Vapor compression is used to cool buildings and data centers because it is the most efficient cooling technology available.  A typical vapor compression cooling system will produce twice as much cooling power as it consumes in power depending on the operating conditions.  No other cooling technology comes close to this level of efficiency.  The most common competing technology is thermoelectric-based Peltier devices, which draw at least 2 times more power than it provides in cooling, or at least 4 times more power than a vapor compression system under the same operating conditions.  

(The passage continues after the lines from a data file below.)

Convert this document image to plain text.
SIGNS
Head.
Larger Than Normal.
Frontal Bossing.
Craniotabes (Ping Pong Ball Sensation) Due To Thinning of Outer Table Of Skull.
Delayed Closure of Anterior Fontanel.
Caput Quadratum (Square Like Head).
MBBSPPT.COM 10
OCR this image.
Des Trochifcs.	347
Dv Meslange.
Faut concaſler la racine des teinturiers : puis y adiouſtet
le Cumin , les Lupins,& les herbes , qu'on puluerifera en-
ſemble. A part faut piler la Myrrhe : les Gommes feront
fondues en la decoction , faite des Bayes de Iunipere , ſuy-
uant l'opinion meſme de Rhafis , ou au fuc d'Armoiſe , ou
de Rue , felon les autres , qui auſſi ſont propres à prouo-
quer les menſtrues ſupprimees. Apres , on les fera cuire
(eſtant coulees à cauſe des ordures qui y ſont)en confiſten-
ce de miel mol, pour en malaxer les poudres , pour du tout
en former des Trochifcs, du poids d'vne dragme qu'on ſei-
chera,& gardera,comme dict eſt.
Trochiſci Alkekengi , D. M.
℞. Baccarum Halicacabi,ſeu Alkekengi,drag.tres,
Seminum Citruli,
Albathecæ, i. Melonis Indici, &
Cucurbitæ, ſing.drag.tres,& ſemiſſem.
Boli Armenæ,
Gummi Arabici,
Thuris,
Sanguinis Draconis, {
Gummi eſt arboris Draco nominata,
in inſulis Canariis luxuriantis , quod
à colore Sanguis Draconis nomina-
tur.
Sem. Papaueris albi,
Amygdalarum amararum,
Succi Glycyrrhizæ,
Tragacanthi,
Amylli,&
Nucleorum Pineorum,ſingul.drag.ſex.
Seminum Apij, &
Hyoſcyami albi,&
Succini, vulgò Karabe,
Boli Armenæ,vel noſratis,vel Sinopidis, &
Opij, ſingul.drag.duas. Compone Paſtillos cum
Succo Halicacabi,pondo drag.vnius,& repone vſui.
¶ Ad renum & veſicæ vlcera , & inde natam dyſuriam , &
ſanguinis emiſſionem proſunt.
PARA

By comparison, Vapor compression has a maximum Carnot efficiency of 80% and a commercially attained efficiency of 60%.  Thermoelectric systems, on the other hand, have a maximum Carnot efficiency of 35% and a maximum commercially attained efficiency of ~15%.  The attained efficiency of thermoelectric systems is one-fourth of that attained by vapor compression systems.

This means that a vapor compression system providing 1000 watts of cooling with a Coefficient of Performance of two (COP= Cooling Watts/power draw Watts) will draw 500 watts of power to achieve that cooling capacity.  A thermoelectric system providing 1000 watts of cooling at the same temperatures with a COP of 0.5 (Cooling Watts/Power Draw) will draw 2 KW of power to achieve the same cooling load.  

This COP comparison holds true whether the system is cooling air, a pumped liquid chiller, or a direct cooling approach is used.  The vapor compression cycle will always be more efficient than a concomitant Thermoelectric based cooler due to the innate limitation of the technology.  No amount of packaging can overcome the efficiency limitation.  As we shall see in additional posts, the efficiency limitation of TECs causes a number of additional limitations in their use in a wide range of cooling applications.

The bar graph shown here was generated by running tests on Aspen’s ECU-550, a vapor compression-based ECU for electronics enclosures, and a competing thermoelectric device with the same nominal capacity.  The data was gathered over a wide range of ambient temperatures and case temperatures.  The data was only limited by the failure of the thermoelectric system to provide adequate cooling under high ambient, low case temperature, and high delta T conditions.  As can be seen from the graph the vapor compression system is 65% smaller, used 77% less power, and weighs 82% less than its thermoelectric counterpart.